Genau die Frage habe ich auch gestellt! Was zum Geier sind Letten?
Kennst Du denn nicht unsere beiden Oberlettenbrüder OLB-Andy und OLB-Phil?
Hier der Thread zum Thema, in dem es übrigens auch um die Frage ging: Schutzbleche oder nicht?

Eine Frage der Ehre 

@PAN: Also Treffpunkt Deisterparkplatz Feggendorf?! Und 35km sind etwa zu zu fahrende Gesamtdistanz?! Habe ich das jetzt alles richtig verstanden? Kannst Du dann bitte auch noch kurz mitteilen, wie lange wir bei den aktuellen Wetterbedingungen dann wohl unterwegs sein werden? 2-3 Std.?

Danke, Harry


----------



## Pan (25. September 2001)

Vom Parkplatz aus beträgt die Gesamtstrecke 35km für die man etwa 4 Std Gesamtdauer (3 Std reine Fahrzeit zzgl. Pausen) einplanen sollte.

Gruß
Pan


----------



## Hattrick (25. September 2001)

> _Original geschrieben von Pan _
> *Bischen spät, aber warum nicht....kann mal halt besser Wanderer jagen....
> 
> Will mal sehen was sich einrichten läßt....
> ...


----------



## Rabbit (25. September 2001)

Na sowas, den HWELAU gibt's ja auch noch. Wo warst denn Du die letzte Zeit verschollen? 
Dann trink mal auf der Wies'n ein Maaß weniger und sieh zu, daß Du den Frühflieger erwischt. Wird bestimmt Lustig am Sonntag.

BTW: Habe im Anfangsposting dann jetzt die Details mal aktualisiert!!!!


----------



## Hattrick (25. September 2001)

> _Original geschrieben von Rabbit _
> *Na sowas, den HWELAU gibt's ja auch noch. Wo warst denn Du die letzte Zeit verschollen?
> Dann trink mal auf der Wies'n ein Maaß weniger und sieh zu, daß Du den Frühflieger erwischt. Wird bestimmt Lustig am Sonntag.
> 
> ...


----------



## MTB-News.de




----------



## Gerrit (25. September 2001)

Höy, bin auch dabei! Also Sonntag 12:00 FEGGENDORF??   
Diesmal häng' ich abba die Schlammbremser ran, besser is das   
 
Mit Pan als Bergführer kann das nur gut werden   

Bis denn,
Gerrit


----------



## chucky (27. September 2001)

ATM geht es mir leider nicht so gut , so dass ich evt am We nicht dabei sein werde. Aber ich hoffe doch mal das ich bis zum We wieder fit bin und die Tour mitfahren kann *hoff* Ansonsten wünsche ich euch viel Spass. Onkel Doc gab mir paar Aufputschmittel und ich hoffe die schlagen an =).

bis denn cHuckY


----------



## Quen (27. September 2001)

Hi,

ich weiß wie angekündigt noch nicht ob ich dabei bin.

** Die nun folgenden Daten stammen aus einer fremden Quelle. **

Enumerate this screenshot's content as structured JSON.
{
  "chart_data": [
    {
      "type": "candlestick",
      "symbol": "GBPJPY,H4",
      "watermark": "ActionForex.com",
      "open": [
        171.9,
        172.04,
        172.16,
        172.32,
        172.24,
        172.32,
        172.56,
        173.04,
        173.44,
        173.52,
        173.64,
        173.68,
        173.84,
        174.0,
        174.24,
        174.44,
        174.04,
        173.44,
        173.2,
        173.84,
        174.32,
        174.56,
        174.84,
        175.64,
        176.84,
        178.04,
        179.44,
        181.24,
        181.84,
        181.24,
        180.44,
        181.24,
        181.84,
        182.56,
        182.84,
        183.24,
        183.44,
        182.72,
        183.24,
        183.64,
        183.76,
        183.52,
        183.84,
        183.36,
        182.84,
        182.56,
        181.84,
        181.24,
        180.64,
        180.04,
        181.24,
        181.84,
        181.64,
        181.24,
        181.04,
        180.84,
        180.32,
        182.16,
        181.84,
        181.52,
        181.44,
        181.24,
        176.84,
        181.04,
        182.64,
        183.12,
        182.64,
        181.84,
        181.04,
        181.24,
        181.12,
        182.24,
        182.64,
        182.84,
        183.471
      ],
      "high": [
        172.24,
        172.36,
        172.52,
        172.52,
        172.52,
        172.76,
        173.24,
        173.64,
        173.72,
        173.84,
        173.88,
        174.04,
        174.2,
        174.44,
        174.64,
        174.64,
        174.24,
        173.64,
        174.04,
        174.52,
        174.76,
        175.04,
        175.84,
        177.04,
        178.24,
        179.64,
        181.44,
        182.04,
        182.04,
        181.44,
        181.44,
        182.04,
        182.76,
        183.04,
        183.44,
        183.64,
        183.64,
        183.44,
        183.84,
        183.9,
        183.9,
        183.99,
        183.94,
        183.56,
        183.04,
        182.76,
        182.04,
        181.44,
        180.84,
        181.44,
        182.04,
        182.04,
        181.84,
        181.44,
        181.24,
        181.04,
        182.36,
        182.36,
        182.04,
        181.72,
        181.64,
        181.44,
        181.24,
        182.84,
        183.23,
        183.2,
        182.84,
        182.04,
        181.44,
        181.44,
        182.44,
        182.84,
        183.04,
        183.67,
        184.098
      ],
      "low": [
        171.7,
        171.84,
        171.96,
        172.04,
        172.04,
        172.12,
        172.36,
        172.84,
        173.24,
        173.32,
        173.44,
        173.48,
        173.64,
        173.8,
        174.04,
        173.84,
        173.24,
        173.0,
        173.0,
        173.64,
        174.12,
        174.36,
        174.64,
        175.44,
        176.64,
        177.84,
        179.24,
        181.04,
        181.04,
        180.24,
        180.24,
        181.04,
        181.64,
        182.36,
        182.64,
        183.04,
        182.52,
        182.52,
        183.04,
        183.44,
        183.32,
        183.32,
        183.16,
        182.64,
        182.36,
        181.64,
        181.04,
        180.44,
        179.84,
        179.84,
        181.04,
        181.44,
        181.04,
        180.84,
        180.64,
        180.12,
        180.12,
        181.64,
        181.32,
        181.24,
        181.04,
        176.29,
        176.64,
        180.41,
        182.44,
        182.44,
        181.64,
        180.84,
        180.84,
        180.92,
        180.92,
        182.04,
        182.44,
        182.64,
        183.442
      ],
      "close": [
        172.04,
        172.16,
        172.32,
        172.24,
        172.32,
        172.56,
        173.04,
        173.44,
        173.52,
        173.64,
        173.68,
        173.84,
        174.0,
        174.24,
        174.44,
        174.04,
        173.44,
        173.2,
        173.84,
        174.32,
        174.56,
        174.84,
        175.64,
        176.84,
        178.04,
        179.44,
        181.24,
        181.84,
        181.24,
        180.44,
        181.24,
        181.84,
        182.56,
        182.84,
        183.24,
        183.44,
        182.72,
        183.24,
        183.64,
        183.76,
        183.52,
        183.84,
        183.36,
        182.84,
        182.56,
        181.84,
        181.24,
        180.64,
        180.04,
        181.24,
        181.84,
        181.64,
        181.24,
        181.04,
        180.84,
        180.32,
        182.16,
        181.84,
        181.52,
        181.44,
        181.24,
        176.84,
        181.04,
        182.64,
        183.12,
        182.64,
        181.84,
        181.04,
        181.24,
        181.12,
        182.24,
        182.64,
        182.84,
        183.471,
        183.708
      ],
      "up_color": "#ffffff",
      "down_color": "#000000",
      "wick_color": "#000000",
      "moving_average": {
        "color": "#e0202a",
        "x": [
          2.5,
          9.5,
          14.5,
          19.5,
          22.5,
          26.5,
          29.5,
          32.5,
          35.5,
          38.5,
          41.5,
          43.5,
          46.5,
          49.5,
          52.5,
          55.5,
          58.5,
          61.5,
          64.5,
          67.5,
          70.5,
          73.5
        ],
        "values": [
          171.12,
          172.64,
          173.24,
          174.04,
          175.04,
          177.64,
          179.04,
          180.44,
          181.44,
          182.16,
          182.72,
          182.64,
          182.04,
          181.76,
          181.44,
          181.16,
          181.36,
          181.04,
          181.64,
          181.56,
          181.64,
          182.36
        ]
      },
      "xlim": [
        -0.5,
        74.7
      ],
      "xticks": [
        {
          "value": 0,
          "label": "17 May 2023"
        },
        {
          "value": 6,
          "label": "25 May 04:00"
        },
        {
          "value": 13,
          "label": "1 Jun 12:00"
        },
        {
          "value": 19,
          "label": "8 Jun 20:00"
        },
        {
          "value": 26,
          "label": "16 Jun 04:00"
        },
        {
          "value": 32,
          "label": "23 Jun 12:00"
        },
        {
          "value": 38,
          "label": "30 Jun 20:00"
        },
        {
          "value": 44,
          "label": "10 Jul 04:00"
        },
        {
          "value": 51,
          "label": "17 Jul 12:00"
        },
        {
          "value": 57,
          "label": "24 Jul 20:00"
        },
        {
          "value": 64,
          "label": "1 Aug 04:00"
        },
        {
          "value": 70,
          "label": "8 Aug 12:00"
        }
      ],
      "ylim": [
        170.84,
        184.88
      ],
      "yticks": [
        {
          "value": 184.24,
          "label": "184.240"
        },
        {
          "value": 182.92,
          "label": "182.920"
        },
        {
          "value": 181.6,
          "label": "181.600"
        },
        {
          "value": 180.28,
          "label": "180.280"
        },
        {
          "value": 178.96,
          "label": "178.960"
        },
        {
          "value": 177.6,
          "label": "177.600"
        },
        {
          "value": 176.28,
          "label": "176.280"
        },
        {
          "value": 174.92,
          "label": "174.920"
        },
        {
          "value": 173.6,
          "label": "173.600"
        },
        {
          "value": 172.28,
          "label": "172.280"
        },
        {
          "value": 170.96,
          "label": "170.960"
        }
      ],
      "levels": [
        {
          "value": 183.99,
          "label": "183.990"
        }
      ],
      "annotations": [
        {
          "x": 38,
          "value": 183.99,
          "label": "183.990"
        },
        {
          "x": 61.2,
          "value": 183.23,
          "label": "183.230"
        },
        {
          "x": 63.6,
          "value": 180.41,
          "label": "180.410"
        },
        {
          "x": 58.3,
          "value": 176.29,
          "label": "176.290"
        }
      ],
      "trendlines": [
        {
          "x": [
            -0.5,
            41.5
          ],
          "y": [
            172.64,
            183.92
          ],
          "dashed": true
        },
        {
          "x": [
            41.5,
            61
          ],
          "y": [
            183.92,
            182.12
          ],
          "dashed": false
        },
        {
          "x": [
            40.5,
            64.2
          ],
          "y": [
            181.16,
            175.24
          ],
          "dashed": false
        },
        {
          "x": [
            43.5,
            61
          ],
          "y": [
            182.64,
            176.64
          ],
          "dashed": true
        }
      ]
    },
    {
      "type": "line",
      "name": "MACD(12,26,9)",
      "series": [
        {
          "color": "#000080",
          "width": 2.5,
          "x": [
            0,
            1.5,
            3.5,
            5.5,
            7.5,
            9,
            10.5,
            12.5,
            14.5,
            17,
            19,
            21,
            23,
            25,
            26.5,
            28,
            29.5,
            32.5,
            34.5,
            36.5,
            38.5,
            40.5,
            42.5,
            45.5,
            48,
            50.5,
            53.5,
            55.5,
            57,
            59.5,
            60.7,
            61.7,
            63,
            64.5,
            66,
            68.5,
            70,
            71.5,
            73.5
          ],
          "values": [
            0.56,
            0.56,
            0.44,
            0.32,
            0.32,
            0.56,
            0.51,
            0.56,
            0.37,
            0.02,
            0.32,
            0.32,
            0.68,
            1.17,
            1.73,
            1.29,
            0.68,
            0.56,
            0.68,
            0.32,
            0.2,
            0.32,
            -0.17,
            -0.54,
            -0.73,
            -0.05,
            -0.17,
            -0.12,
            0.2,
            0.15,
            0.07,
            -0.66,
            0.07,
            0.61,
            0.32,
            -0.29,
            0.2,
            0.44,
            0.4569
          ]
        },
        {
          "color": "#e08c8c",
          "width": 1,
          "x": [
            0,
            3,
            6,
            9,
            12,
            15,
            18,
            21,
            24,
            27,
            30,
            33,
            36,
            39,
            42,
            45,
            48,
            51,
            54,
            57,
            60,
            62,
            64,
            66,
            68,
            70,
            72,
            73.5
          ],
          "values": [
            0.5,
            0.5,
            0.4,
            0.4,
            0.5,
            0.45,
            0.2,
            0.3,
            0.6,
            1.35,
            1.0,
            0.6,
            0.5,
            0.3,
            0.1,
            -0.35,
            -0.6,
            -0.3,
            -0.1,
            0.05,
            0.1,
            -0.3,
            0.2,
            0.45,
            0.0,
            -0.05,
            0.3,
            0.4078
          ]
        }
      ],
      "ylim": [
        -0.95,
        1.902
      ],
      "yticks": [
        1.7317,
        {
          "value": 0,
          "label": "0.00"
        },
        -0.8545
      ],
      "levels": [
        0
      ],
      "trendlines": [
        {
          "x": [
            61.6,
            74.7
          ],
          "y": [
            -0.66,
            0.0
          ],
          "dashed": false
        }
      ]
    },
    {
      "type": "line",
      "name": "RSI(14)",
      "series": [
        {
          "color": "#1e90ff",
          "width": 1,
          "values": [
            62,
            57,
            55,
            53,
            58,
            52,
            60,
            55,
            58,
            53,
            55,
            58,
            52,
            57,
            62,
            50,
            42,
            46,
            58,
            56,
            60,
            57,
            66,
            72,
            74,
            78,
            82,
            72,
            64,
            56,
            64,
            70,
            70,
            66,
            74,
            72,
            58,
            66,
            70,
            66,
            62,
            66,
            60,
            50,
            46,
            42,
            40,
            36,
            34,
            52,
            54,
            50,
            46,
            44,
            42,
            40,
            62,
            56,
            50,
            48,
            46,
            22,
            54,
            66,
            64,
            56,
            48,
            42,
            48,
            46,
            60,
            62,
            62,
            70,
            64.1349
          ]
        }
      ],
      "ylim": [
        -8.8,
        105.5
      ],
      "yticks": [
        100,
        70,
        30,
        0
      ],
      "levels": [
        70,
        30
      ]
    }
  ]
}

Habe total Bock mit Euch zu fahren, kann jedoch noch nicht zusagen. Tendenz ist eher keine Zeit  

Aber vielleicht lässt es sich einrichten wenigstens 30 km oder mit dabei zu sein - ähm, wo bitte liegt Feggendorf? 

Ich fahre meistens in Wennigsen in den Deister rein... Aber ich denke als Treffpunkt wäre auch Anna- oder Nordmannsturm kein Problem.

Da kann man wenigstens gleich ein  trinken *rofl*


----------



## Pan (27. September 2001)

Feggendorf liegt von Dir aus gesehen auf der anderen Seite des Deisters oberhalb von Lauenau.

Gruß Pan


----------



## Pan (29. September 2001)

Hi Biker!

09:30 Uhr

Strahlend blauer Himmel und die Sonne lacht bei 17° C....

....hoffentlich bleibt es so.....

Nehmt `ne Digi-Cam mit!!!

CU tomorrow!

Gruß
Pan


----------



## Rabbit (29. September 2001)

Jo, ich werde meinen digitalen Photomacher auch mitnehmen 

Heute Mittag bis Abend waren es hier in HH sogar bis 21°C !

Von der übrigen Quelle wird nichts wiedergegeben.